In tandem, if unemployment is rising within a deflationary environment like a recession, where prices fall below the traditional 2% target, central banks can help alleviate joblessness by cutting interest rates. Lower interest rates make borrowing cheaper and saving less profitable, stimulating demand in an economy.
This is typically not possible in a high inflation environment, as it would break a central bank’s main objective of low and stable prices.
Ultimately though, countries are typically at the whim of wider economic movements, and can struggle to seriously influence unemployment during a downturn in the economic cycle without damaging other areas of their economy.

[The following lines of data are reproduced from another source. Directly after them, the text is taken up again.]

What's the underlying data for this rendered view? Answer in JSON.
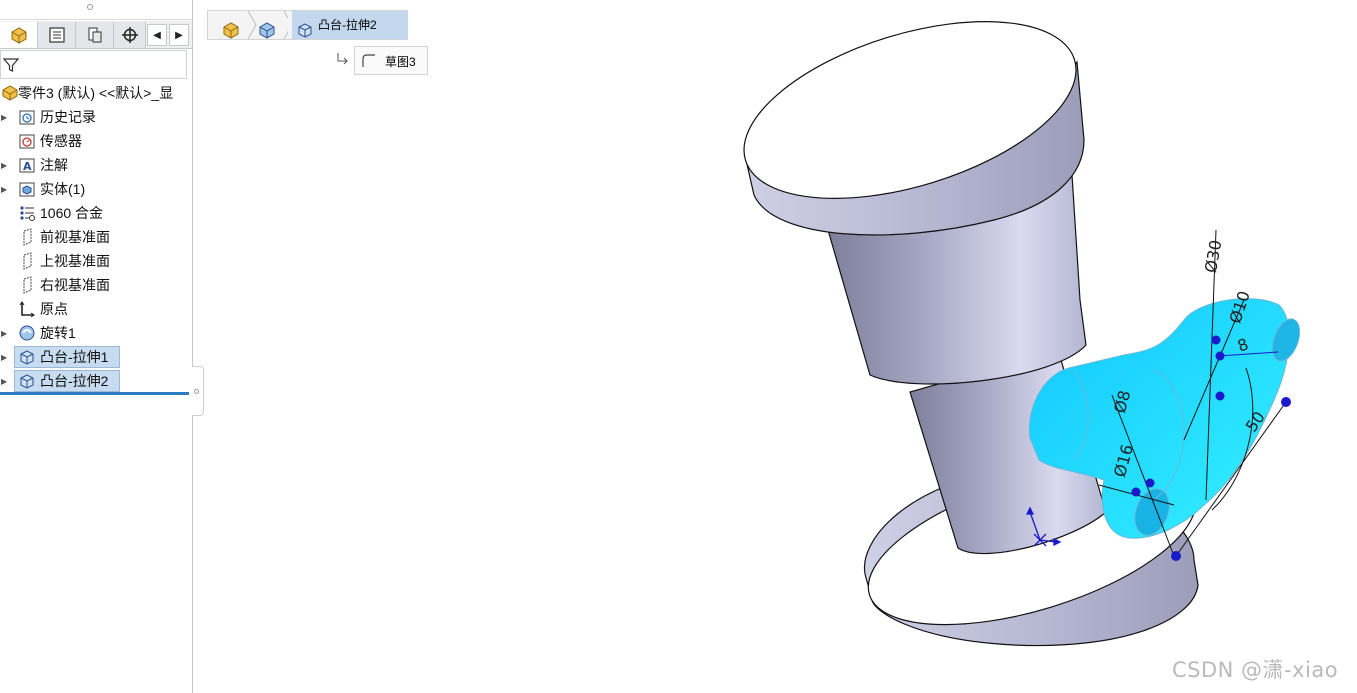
{
  "feature_manager": {
    "tabs": [
      {
        "name": "FeatureManager design tree",
        "icon": "part-tree-icon"
      },
      {
        "name": "PropertyManager",
        "icon": "property-manager-icon"
      },
      {
        "name": "ConfigurationManager",
        "icon": "configuration-manager-icon"
      },
      {
        "name": "DimXpertManager",
        "icon": "crosshair-icon"
      }
    ],
    "filter_icon": "filter-icon",
    "tree": {
      "root": {
        "label": "零件3 (默认) <<默认>_显",
        "icon": "part-icon"
      },
      "items": [
        {
          "label": "历史记录",
          "icon": "history-icon",
          "expandable": true
        },
        {
          "label": "传感器",
          "icon": "sensor-icon",
          "expandable": false
        },
        {
          "label": "注解",
          "icon": "annotation-icon",
          "expandable": true
        },
        {
          "label": "实体(1)",
          "icon": "solid-bodies-icon",
          "expandable": true
        },
        {
          "label": "1060 合金",
          "icon": "material-icon",
          "expandable": false
        },
        {
          "label": "前视基准面",
          "icon": "plane-icon",
          "expandable": false
        },
        {
          "label": "上视基准面",
          "icon": "plane-icon",
          "expandable": false
        },
        {
          "label": "右视基准面",
          "icon": "plane-icon",
          "expandable": false
        },
        {
          "label": "原点",
          "icon": "origin-icon",
          "expandable": false
        },
        {
          "label": "旋转1",
          "icon": "revolve-icon",
          "expandable": true
        },
        {
          "label": "凸台-拉伸1",
          "icon": "extrude-icon",
          "expandable": true,
          "selected": true
        },
        {
          "label": "凸台-拉伸2",
          "icon": "extrude-icon",
          "expandable": true,
          "selected": true
        }
      ]
    }
  },
  "breadcrumb": {
    "items": [
      {
        "icon": "part-icon"
      },
      {
        "icon": "body-icon"
      },
      {
        "icon": "extrude-icon",
        "label": "凸台-拉伸2"
      }
    ],
    "sketch": {
      "label": "草图3",
      "icon": "sketch-icon"
    }
  },
  "viewport": {
    "dimension_labels": [
      "Ø30",
      "Ø10",
      "8",
      "Ø8",
      "Ø16",
      "50"
    ],
    "colors": {
      "selected_face": "#1fe0ff",
      "body_light": "#ffffff",
      "body_shade": "#b8b9d2",
      "sketch_point": "#1a1acc"
    }
  },
  "watermark": "CSDN @潇-xiao"
}
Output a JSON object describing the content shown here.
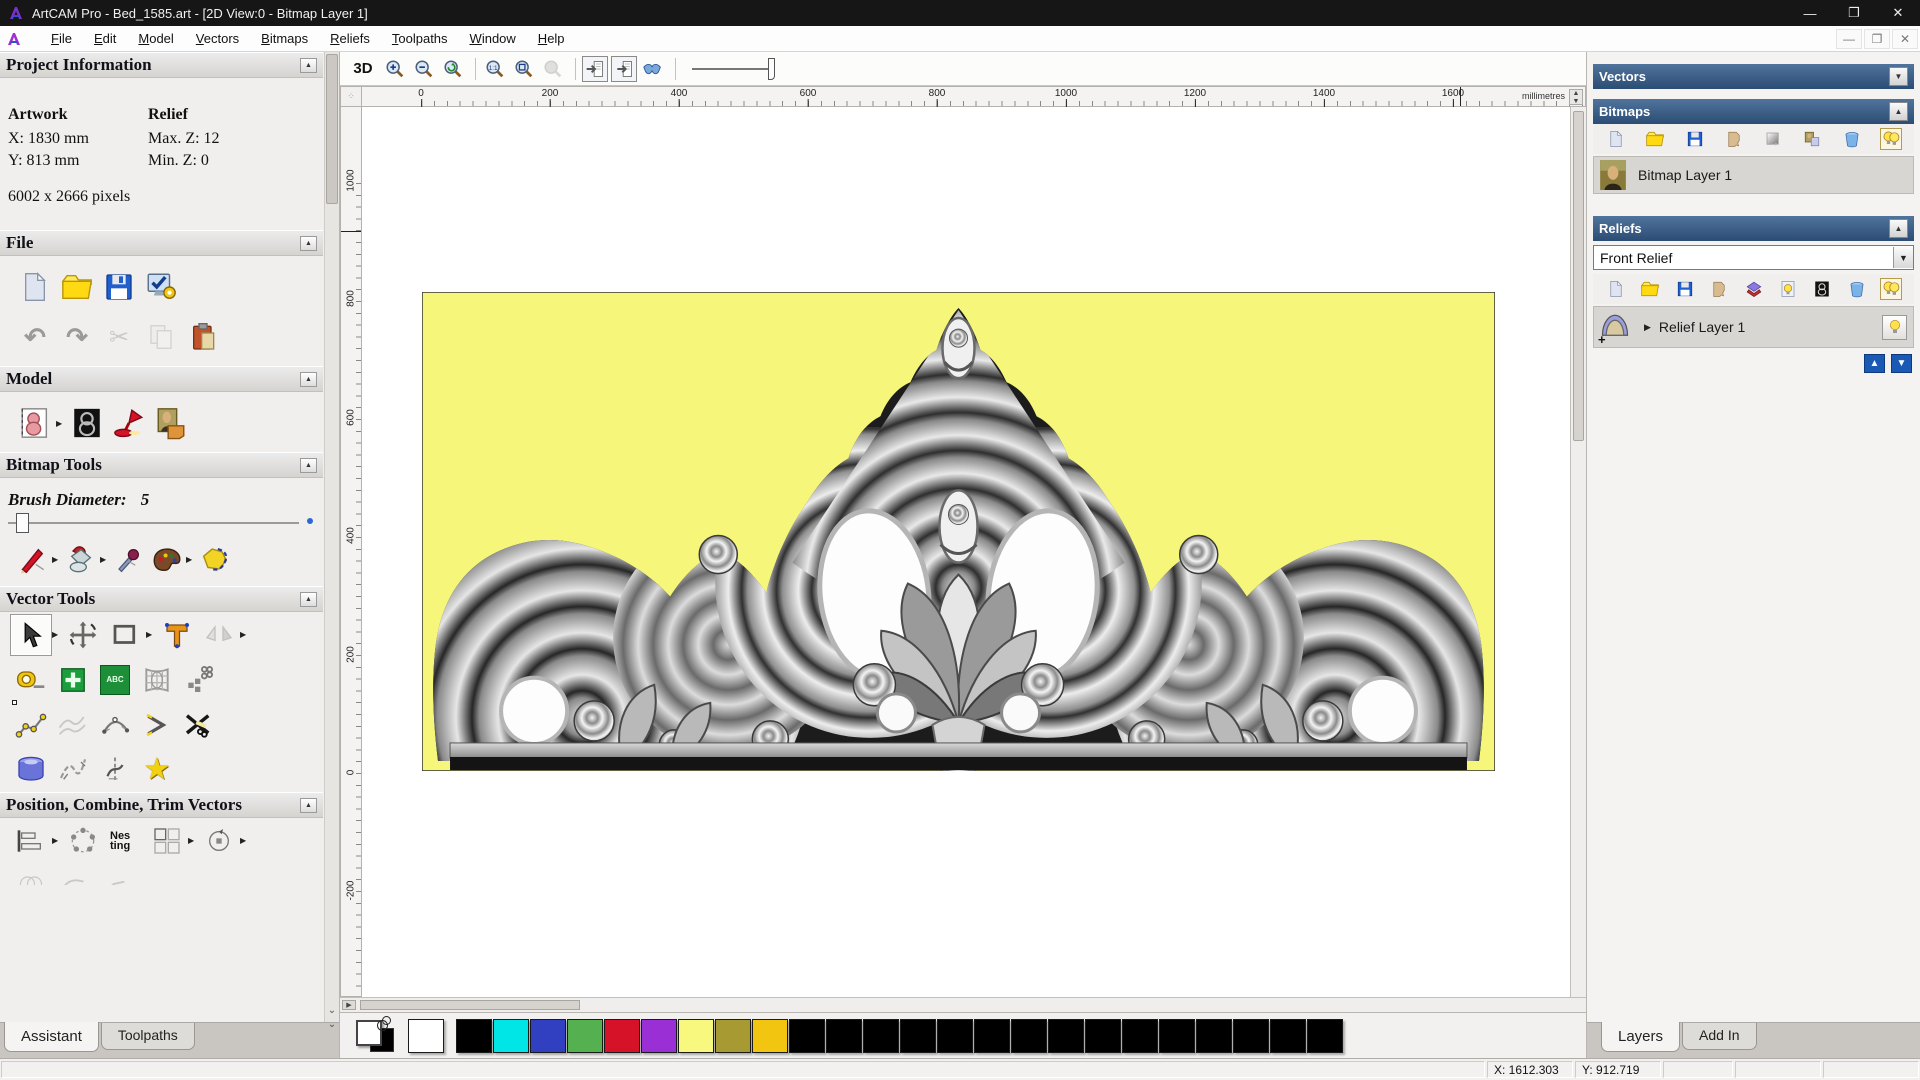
{
  "window": {
    "title": "ArtCAM Pro - Bed_1585.art - [2D View:0 - Bitmap Layer 1]",
    "controls": {
      "minimize": "—",
      "restore": "❐",
      "close": "✕"
    }
  },
  "menu": {
    "items": [
      "File",
      "Edit",
      "Model",
      "Vectors",
      "Bitmaps",
      "Reliefs",
      "Toolpaths",
      "Window",
      "Help"
    ]
  },
  "assistant": {
    "project_info": {
      "title": "Project Information",
      "artwork_label": "Artwork",
      "artwork_x": "X: 1830 mm",
      "artwork_y": "Y: 813 mm",
      "pixels": "6002 x 2666 pixels",
      "relief_label": "Relief",
      "relief_max": "Max. Z: 12",
      "relief_min": "Min. Z: 0"
    },
    "file_section": {
      "title": "File"
    },
    "model_section": {
      "title": "Model"
    },
    "bitmap_tools": {
      "title": "Bitmap Tools",
      "brush_label": "Brush Diameter:",
      "brush_value": "5"
    },
    "vector_tools": {
      "title": "Vector Tools"
    },
    "position_section": {
      "title": "Position, Combine, Trim Vectors"
    },
    "tabs": [
      {
        "label": "Assistant"
      },
      {
        "label": "Toolpaths"
      }
    ]
  },
  "canvas": {
    "toolbar": {
      "view3d_label": "3D"
    },
    "ruler": {
      "unit": "millimetres",
      "top_ticks": [
        "0",
        "200",
        "400",
        "600",
        "800",
        "1000",
        "1200",
        "1400",
        "1600"
      ],
      "left_ticks": [
        "1000",
        "800",
        "600",
        "400",
        "200",
        "0",
        "-200"
      ]
    }
  },
  "right_panel": {
    "vectors": {
      "title": "Vectors"
    },
    "bitmaps": {
      "title": "Bitmaps",
      "layer_name": "Bitmap Layer 1"
    },
    "reliefs": {
      "title": "Reliefs",
      "selected_relief": "Front Relief",
      "layer_name": "Relief Layer 1"
    },
    "tabs": [
      {
        "label": "Layers"
      },
      {
        "label": "Add In"
      }
    ]
  },
  "palette": {
    "primary": "#ffffff",
    "secondary": "#000000",
    "colors": [
      "#ffffff",
      "#000000",
      "#00e6e6",
      "#3040c0",
      "#55b050",
      "#d51228",
      "#9b2fd6",
      "#f8f87e",
      "#a89a33",
      "#f2c511",
      "#000000",
      "#000000",
      "#000000",
      "#000000",
      "#000000",
      "#000000",
      "#000000",
      "#000000",
      "#000000",
      "#000000",
      "#000000",
      "#000000",
      "#000000",
      "#000000",
      "#000000"
    ]
  },
  "status_bar": {
    "x": "X: 1612.303",
    "y": "Y: 912.719"
  },
  "icon_texts": {
    "abc": "ABC",
    "nesting": "Nes ting"
  }
}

US unemployment rate forecast for 2023 and beyond
The US has been a good representative for the behaviour of the Western jobs market. After hitting a peak of 14.7% in April 2020, a month after lockdowns hit, the US labour market burst back into rude health as restrictions eased and fiscal stimulus seeped through to the economy.
Unemployment has been hovering around pre-Covid rates of 3.5% since March 2022 and is enjoying its lowest sustained rate since the late 1960s.
But unemployment rate forecasts from most sources presume joblessness will rise this year, trending alongside other indicators further along the business cycle dip.
In a January 2023 note, ING analyst James Knightley pointed out leading indicators of low consumer confidence and slowing manufacturing orders, noting that the labour market is typically the last indicator to turn:
This is reinforced by a hawkish stance of the US Federal Reserve (Fed), which hiked its base interest rate by 400 basis points over 2022, a move that could affect the labour market.
According to a projection by the OECD, the joblessness rate could rise to 4.71% in the US by the end of 2024.
A forecast by Trading Economics, as of 9 January, suggested that unemployment could hit 4.6% in 2024, before falling to 4.4% in 2025.
Final thoughts
Note that analysts’ unemployment rate predictions can be wrong and shouldn’t be used as a substitute for your own research. Always conduct your own due diligence before trading, looking at the latest news, technical and fundamental analysis, and a wide range of analysts’ commentary.
Remember that past performance does not guarantee future returns. And never trade more money than you can afford to lose.
FAQs
How is the unemployment rate calculated?
The unemployment rate is taken as a percentage of the labour force that are is working but actively seeking employment.
Is unemployment rising?
Unemployment in the US has hovered around 3.5% since March 2022, and hasn’t shown any suggestion that it will rise soon.
Why is the unemployment rate important?
The unemployment rate is a sign of inefficiency and economic contraction in an economy, as it demonstrates the share of the population that can’t get work despite actively seeking it.
How do unemployment rates affect the economy?
Higher unemployment leads to less output in the economy, and less income for its citizens, hurting aggregate demand. It also amounts to less tax income for governments and more spending on social security benefits, negatively affecting budgets.